I crossed the street to the Combs building, a small structure that housed the Departments of English, Philosophy, Foreign Languages, and Theater. The curbs were faded yellow and needed a fresh coat. I faced the reflective glass of the door and adjusted the tie around my neck. No matter how I tried, it wasn’t as good as when Clyde tied it for me and I looked like what I was — a curb painter in a monkey suit.
Inside, I met the head of the search committee moving in that rapid way professors have, legs propelling her forward, one hand digging in a briefcase, the other hand trying to catch a pencil as it fell from behind her ear.
“Sorry I’m late,” she said. “These things never start on time.”
“No problem,” I said. “I was just, you know.”
“Yes, it must be kind of…”
“It sure is.”
“I understand.”
She led me along the hall. A part of me wanted to run away, but this was where I’d run to. The interview was conducted in the same classroom where I’d taken freshman literature twenty years earlier. The floor was now carpeted but the walls were still concrete block. Six people sat in spongy chairs surrounding two wooden tables. I looked at the men in brown jackets and sport shirts, the women in pantsuits, and understood that I was sitting before a table of career academics who found themselves at a lousy school. They lived in an Appalachian town of six thousand with no airport, no bookstore, no deli, no record store, one bar, and forty churches. Everyone but me had a Ph.D. Unlike them, I truly wanted to work at MSU.

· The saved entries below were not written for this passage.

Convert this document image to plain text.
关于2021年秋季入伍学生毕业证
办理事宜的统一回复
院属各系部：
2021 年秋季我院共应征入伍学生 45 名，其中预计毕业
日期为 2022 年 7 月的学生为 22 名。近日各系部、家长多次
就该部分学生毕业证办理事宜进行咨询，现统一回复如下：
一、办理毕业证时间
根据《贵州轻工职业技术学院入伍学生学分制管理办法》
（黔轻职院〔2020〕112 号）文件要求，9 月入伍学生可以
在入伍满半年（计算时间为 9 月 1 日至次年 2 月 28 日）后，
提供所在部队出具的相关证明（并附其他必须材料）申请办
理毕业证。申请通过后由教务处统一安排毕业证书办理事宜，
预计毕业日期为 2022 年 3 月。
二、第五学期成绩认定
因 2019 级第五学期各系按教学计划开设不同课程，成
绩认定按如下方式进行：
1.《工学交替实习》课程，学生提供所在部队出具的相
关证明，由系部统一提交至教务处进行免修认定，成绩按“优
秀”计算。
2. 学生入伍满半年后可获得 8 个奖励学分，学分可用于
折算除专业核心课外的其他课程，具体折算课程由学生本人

My main desire was an opportunity to give back to the community. I knew the difficulties that young people in the hills faced in realizing their ambition of education. My goal was to teach writing in a region where thirty percent of the people were functionally illiterate.
I sat at the table and answered the questions while looking through the window at the basement hidey-hole of Otis and Billy. They had risen to the ranks of salaried maintenance men with intimate knowledge of how to appear industrious — the equivalent of academic tenure. I suddenly wished I was interviewing to work with them. This astounded me to the point of tears, and I heard my voice stop talking. My eyes blinked and the faculty faces blurred. The interview ended slowly, like batteries running down in a mechanical toy. The head of the search committee led me out.
“Good job,” she said. “You clinched it when you got choked up. We’re not used to seeing someone care about teaching that much.”